Even so, he could have made things right with her.
It would have taken no more than a tender word of apology. They had all
felt pity for the merciless beaten he had taken, but Lazarus burdened
himself with festering guilt for having hurt Evie, and then even worse
guilt for not having helped defend his mother when she sickened and died
in the space of a single weak. It hadn't been his fault, but guilt
all too readily turned to anger, and in Abe's presence, anger was forced
to manifest itself as sullen resentment eating away at his soul.
The commotion in the kitchen faded away when Lazarus
recognized it as a memory from the past. The past was gone and dead. Ma
and Pa were dead. And Noah. And maybe even Abraham by now. Lazarus’ awareness of his personal existence narrowed
to the sensation of Evie’s body in his arms. Evie was still alive. And
her body was the body of a woman again.
There had only been two women in his life,
Evie, his sister, and Ellen, Evie's best friend as a young teenager. Both had
enraged him to blind violence, an intensity of violence that had almost
cost Evie her life. Ellen hadn't been so fortunate. Ellen had spurned his clumsy advances.

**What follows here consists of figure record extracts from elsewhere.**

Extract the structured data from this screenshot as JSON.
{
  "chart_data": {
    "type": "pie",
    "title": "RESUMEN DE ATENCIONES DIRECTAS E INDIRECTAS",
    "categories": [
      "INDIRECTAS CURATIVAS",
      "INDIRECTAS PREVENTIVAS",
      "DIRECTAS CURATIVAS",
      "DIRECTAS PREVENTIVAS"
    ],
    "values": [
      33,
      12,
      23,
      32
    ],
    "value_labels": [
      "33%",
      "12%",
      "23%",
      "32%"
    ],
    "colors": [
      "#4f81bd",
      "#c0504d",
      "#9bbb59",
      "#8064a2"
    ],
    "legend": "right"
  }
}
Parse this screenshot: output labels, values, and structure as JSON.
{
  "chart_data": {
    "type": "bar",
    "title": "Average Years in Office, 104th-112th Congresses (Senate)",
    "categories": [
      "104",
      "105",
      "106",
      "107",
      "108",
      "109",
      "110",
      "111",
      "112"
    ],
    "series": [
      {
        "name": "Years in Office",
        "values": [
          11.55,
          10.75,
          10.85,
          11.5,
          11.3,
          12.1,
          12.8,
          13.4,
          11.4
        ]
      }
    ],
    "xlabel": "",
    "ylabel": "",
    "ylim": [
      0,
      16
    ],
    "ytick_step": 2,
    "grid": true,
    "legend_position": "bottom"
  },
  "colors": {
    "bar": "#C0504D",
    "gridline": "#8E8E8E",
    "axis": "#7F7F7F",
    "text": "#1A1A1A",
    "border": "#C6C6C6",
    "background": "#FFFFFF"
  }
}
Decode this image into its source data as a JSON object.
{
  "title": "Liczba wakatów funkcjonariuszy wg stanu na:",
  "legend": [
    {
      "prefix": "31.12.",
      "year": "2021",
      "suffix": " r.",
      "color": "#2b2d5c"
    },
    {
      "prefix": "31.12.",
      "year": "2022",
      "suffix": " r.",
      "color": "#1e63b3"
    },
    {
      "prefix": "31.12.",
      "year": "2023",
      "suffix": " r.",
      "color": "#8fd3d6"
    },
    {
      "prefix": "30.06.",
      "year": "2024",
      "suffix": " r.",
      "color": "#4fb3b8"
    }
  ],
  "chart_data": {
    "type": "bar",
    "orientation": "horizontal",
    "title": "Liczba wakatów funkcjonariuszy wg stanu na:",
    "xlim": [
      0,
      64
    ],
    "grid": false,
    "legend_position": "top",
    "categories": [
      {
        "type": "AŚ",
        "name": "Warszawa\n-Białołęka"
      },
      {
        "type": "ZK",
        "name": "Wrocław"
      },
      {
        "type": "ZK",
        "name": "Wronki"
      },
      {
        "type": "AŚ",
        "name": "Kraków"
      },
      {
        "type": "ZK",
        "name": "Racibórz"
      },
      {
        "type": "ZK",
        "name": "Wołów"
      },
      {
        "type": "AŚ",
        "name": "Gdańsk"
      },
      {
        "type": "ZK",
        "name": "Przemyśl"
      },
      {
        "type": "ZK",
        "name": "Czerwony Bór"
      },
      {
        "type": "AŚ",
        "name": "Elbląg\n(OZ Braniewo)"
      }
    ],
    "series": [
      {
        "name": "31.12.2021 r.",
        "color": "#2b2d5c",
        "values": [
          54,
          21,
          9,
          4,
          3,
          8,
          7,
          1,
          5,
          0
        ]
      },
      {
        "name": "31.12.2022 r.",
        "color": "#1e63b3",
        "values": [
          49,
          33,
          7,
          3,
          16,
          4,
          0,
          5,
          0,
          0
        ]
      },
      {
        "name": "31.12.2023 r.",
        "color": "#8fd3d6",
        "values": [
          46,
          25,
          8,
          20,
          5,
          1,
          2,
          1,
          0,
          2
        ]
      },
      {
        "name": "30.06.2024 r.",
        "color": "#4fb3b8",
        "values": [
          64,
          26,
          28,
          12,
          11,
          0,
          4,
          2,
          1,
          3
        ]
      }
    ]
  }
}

She had laughed at him. Lazarus remembered that he had killed Ellen,
a memory he had largely managed to suppress.
Maybe Evie had sensed the terrible change in him after that incident. Ellen’s death had been
an accident for the most part, but it reinforced Evie’s fear of him on a
deep level.
And Ella May, too, had died in his arms.
How could he have committed a betrayal of that magnitude? Abe had
fed and cared for him forever, for longer even than his parents. The depth
of his guilt and the depth of his twisted lust carried him far beyond any hope of
redemption.
A new reality began to take form around him, a
synthesis of old and new. Evie began to struggle beneath him as Ellen had
done. The wrestled as they had as
children, but her fear blossomed in direct proportion to his burgeoning passion.
“Lazarus, no!”
“Evie, please! I love you!”
He whipped out the hunting knife as he had done once
before with Ellen. Chromed metal flashed in the dim light seeping through
the door from the hall. Evie gasped as the edge fell across her throat
and creased her skin. “Shut up!” he snarled. “Don’t make me hurt you!”
Guilt was acid searing his gut. He wanted to see the
blood again. It was part of the appeasement of the anger and the lust. But Evie? What would the guilt of hurting Evie be like? He
knew the answer. It would be more terrible than any man could hope to
endure.
The experience of having Evie’s life balanced upon
the edge of his hunting knife was like standing on a cliff and being drawn
forward by lethal fascination. He felt himself leaning forward, just as
once before he had lost his balance and watched the blade sink itself into
helpless flesh. Evie’s body grew rigid beneath him. Her eyes widened
in horror. It became Ellen’s face, and then Evie’s again as the first
blood seeped from along the edge of the knife.
“No!”
He jerked the blade back. The reflex was instinctive
and violent, a spasm that sent the point of the blade turning back toward
him, slicing deep into his own solar plexus. It stopped his heart in an
instant, but it had to be. Deeper in his psyche than his consciousness
had ever explored, he had meant it to be just like this.
He had never meant to hurt Evie. He had never meant
to hurt anyone. Only his own death would appease the guilt that had eaten
his soul hollow like a virulent cancer. He let himself go, and his mind
came apart at the seams and became a meaningless kaleidoscope of jumbled
memory and emotion.
A short distance away in a direction Lazarus didn’t
know to look, King witnessed Lazarus’ act of self-destruction with dull
surprise. Regardless of the depth of Lazarus’ corruption, his violent
nature and sick hungers, King had suspected all along that Lazarus Darker
would never betray his little sister and therefore would be of no real use
to him.
Love could do that to the most promising of men.